Karsten Vüllings spricht aus, was die meisten in der Straße wohl wissen: Demnach sind es drei Brüder, die hier krumme Geschäfte treiben. Und eine Bande von „sieben oder acht Brüdern aus Friemersheim“, die in diesen Kiez drängt. Die Geschäftsleute an der Straße klagen unter der Hand über Schutzgelderpressung. Das einzige, was wohl helfen würde, sei eine stärkere Präsenz von Polizei und Ordnungsamt, sagt Vüllings, Redakteur, Vorsitzender des Werberings und liberaler Bezirkspolitiker in Personalunion. „Aber überall wurden Stellen abgebaut.“
Die meisten Anwohner machen mittlerweile einen Bogen um den zwielichten Winkel. Für Monika Cinzyk ist die Annastraße seit Sonntagabend „gestrichen“, für ihren Mann ebenso. „Wir nehmen jetzt die Bertastraße zum Markt“, sagt die 55-Jährige. „Wie in Klein-Chicago“ habe sich die gebürtige Rheinhauserin gefühlt, als sie von den Schüssen gehört hat.
Auf der Atroper Straße gibt es einen türkischen Supermarkt, einen türkischen Friseur, ein türkisches Reisebüro. Wettbuden, Spielhallen und Internetcafes: fest in türkischer Hand. Wer einmal um die Ecke geht, findet auf der Annastraße die weniger beliebten Läden, bei denen von außen nicht zu erkennen ist, was eigentlich hinter den zugeklebten Schaufenstern vor sich geht. Erst wenn es dunkel wird, erwacht das Treiben vor den Hauseingängen.
Politik und Stadt haben so gut wie aufgegeben
Dabei waren die beiden Straßen bis in die 1980er-Jahre hinein fester Bestandteil des Rheinhauser Einkaufszentrums. Dann setzte der Schrumpfungsprozess ein, Ketten verdrängten die inhabergeführten Geschäfte, dann kamen die Leerstände. Obwohl der Marktplatz nur einen Steinwurf entfernt liegt, haben die Straßen den Anschluss verloren.

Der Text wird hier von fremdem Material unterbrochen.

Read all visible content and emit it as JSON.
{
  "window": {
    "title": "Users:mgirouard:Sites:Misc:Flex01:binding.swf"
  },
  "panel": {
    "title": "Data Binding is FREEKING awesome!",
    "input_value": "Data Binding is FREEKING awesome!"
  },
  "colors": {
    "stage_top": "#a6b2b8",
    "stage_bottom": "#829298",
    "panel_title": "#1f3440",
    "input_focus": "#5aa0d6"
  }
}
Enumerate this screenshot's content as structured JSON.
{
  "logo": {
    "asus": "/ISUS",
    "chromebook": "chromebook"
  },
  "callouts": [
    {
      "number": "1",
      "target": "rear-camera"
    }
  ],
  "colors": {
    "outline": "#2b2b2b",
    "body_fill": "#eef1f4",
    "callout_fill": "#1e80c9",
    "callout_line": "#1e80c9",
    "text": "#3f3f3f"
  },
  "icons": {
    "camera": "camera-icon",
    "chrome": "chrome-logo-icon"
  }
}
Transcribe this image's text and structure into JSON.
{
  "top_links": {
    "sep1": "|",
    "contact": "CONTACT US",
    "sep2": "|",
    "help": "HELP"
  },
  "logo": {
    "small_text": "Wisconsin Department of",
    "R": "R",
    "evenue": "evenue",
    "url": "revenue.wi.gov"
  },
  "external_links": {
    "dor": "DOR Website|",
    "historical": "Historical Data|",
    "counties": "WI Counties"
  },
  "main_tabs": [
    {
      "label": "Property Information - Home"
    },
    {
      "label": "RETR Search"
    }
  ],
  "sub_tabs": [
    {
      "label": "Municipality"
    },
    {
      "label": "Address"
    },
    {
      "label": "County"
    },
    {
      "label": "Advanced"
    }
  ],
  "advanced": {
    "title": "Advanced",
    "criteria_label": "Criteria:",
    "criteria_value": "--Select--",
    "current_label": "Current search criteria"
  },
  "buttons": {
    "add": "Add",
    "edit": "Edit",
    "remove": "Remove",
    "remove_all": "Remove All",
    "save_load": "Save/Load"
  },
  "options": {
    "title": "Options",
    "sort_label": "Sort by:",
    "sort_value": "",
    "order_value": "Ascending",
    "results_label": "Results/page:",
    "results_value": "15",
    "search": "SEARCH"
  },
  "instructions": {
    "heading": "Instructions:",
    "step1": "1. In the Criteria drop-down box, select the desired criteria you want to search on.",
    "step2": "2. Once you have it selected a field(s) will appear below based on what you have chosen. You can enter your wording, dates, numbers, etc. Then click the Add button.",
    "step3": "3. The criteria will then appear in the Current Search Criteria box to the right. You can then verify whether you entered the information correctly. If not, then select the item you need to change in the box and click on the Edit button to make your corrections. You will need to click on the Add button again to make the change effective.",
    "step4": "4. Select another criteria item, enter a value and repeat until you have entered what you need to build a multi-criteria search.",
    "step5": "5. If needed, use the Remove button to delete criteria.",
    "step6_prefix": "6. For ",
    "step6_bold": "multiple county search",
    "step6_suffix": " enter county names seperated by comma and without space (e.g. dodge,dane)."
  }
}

An dieser Stelle gegenzusteuern, haben Politik und Stadt so gut wie aufgegeben. Der Fokus liegt woanders. Während die Stadt den Marktplatz im Vorjahr aufwändig umgestaltet hat, der Bauverein die Fassaden seiner Häuserzeilen saniert und am Markt für zwölf Millionen Euro ein neues Geschäftshaus und Pflegeheim entsteht, bleibt die Entwicklung wenige Meter weiter sich selbst überlassen.